よっぽどびっくりしたんだろう、ウツギ博士は取り落としたペンを拾い、ヒビキくんと私を交互に見比べた。

「すみません、何か作業してたみたいだったんで…、」

「いや、いいよ。先にカナエちゃんの用を済ませよう。ヒビキ君、悪いけどお茶を入れてきてくれるかい?」

今日はどうやらコトネちゃんはいないらしい。
博士の言葉にヒビキくんは「はいはーい」と間延びした返事で答え、部屋から出ていく。

「さて…ああ、カナエちゃん。その辺適当に座るといいよ」

博士が作業をしていたのとは違うテーブルもそれなりに資料に埋もれている。
山が崩れないように端に寄せて椅子に腰掛けると、博士もその向かいに座る。

「どうだい、ジョウトを一周してみて」

ゆったりとテーブルの上で指を組んで、ウツギ博士は言った。
そっか…改めて言われると、そういえばジョウト地方を一周したんだ。
なんだか今更実感が湧いてくる。

「すごく…すごく、楽しかったです。

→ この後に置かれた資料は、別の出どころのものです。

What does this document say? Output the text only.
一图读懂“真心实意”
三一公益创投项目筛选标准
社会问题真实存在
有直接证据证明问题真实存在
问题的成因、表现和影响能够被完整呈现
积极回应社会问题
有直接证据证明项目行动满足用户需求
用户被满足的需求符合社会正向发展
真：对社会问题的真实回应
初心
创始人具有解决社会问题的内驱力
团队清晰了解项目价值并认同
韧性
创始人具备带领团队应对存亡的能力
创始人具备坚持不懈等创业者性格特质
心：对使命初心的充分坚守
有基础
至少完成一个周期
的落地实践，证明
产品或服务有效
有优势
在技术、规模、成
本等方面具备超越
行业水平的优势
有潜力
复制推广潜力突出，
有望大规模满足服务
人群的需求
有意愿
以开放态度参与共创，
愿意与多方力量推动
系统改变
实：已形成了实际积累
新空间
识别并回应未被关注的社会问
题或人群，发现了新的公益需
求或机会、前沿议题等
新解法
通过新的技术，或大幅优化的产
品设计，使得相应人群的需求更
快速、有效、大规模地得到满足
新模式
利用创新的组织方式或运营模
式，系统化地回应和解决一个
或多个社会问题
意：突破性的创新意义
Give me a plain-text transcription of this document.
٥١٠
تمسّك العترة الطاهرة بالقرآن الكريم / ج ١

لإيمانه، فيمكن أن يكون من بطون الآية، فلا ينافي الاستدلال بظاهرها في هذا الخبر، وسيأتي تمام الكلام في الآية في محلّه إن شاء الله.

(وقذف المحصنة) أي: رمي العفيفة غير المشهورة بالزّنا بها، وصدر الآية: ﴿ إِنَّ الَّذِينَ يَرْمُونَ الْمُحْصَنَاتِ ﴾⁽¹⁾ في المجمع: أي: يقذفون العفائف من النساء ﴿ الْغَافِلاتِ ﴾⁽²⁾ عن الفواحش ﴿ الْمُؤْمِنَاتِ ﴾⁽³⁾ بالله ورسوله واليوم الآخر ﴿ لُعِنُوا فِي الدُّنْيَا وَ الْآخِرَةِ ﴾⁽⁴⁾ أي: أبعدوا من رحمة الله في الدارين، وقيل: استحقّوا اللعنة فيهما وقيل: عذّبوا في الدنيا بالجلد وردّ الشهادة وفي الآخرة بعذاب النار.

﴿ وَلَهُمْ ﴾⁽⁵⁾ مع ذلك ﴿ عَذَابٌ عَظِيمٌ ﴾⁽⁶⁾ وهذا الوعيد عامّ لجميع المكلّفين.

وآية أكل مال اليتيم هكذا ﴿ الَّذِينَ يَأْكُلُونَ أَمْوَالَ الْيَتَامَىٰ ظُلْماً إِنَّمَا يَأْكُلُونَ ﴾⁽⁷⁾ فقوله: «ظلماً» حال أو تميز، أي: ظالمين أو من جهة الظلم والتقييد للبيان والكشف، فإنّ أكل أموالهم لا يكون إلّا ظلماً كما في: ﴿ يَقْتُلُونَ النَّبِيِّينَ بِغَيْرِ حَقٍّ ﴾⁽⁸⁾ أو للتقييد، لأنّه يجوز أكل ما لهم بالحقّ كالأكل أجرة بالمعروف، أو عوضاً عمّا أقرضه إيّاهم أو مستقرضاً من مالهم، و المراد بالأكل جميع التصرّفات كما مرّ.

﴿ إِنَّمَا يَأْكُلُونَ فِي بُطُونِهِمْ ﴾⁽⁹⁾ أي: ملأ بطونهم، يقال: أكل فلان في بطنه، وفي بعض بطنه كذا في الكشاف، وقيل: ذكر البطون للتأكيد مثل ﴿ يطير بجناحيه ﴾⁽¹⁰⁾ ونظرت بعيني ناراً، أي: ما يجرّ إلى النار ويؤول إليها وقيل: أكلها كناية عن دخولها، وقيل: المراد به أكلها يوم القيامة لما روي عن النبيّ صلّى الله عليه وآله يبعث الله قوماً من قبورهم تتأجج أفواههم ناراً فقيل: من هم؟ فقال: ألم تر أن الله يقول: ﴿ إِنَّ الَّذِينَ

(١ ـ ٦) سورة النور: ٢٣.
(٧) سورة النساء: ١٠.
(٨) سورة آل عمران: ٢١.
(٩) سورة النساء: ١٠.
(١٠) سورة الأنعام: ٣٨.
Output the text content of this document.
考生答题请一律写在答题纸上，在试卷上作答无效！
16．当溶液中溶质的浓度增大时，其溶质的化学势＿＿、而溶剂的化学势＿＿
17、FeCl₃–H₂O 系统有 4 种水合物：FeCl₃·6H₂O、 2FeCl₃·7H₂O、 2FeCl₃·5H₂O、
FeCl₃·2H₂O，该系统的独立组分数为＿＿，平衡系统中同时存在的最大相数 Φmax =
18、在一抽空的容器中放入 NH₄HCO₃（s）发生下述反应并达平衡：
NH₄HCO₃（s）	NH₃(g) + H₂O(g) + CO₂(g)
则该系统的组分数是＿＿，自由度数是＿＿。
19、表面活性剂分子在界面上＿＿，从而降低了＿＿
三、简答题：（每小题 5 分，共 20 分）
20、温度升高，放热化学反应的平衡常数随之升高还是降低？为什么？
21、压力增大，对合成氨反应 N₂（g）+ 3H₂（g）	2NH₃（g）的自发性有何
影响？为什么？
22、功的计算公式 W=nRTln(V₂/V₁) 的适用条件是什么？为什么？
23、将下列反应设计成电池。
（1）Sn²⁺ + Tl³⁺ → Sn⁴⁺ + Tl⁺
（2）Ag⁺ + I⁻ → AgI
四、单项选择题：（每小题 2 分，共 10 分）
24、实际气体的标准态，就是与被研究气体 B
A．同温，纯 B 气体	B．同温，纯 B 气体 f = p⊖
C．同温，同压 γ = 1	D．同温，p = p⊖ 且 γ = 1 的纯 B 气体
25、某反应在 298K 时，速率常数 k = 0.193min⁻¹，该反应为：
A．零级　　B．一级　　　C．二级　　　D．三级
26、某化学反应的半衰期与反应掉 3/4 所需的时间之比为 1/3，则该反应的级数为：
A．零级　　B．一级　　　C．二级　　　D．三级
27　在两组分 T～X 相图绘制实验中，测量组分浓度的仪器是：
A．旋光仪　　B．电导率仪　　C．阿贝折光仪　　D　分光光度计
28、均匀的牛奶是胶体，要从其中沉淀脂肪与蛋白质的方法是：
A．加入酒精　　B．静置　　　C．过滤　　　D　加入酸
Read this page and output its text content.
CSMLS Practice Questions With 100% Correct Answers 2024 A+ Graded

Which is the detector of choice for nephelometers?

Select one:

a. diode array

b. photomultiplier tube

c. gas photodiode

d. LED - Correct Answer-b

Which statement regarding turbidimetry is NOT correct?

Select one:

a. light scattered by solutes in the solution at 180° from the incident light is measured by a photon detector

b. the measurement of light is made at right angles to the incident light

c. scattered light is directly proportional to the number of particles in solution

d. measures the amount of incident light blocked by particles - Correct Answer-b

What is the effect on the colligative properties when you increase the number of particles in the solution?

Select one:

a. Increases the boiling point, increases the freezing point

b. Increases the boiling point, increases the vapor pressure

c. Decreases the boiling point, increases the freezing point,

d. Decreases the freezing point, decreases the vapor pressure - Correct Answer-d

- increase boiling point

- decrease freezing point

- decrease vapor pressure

向こうじゃ経験できないこともたくさんあったし、それに…大切な仲間がたくさん、できたんです」

「そっか。あのときはラルトスの蒼衣君と、チコリータの翡翠君だったね。今は、どんな仲間がいるんだい?」

研究所を出てすぐに出会った、傷付いたポッポの風音。
人間に捨てられ、それでも尚人間を愛したメリープのなぎ。
幼なじみを捜すために仲間に加わった、ガーディの炬。
自然を愛する真っ白な心をもった、パウワウの垂。

みんなとの出会いは、今でも鮮明に思い出すことができる。

ウツギ博士はそんな私の話をにこにこしながら聞いていた。

「そうか、いい仲間に出会えたんだね」

「はい、みんな…私の、自慢の仲間なんです」

ボールをそっと撫でると、それに応えるようにカタリと揺れた。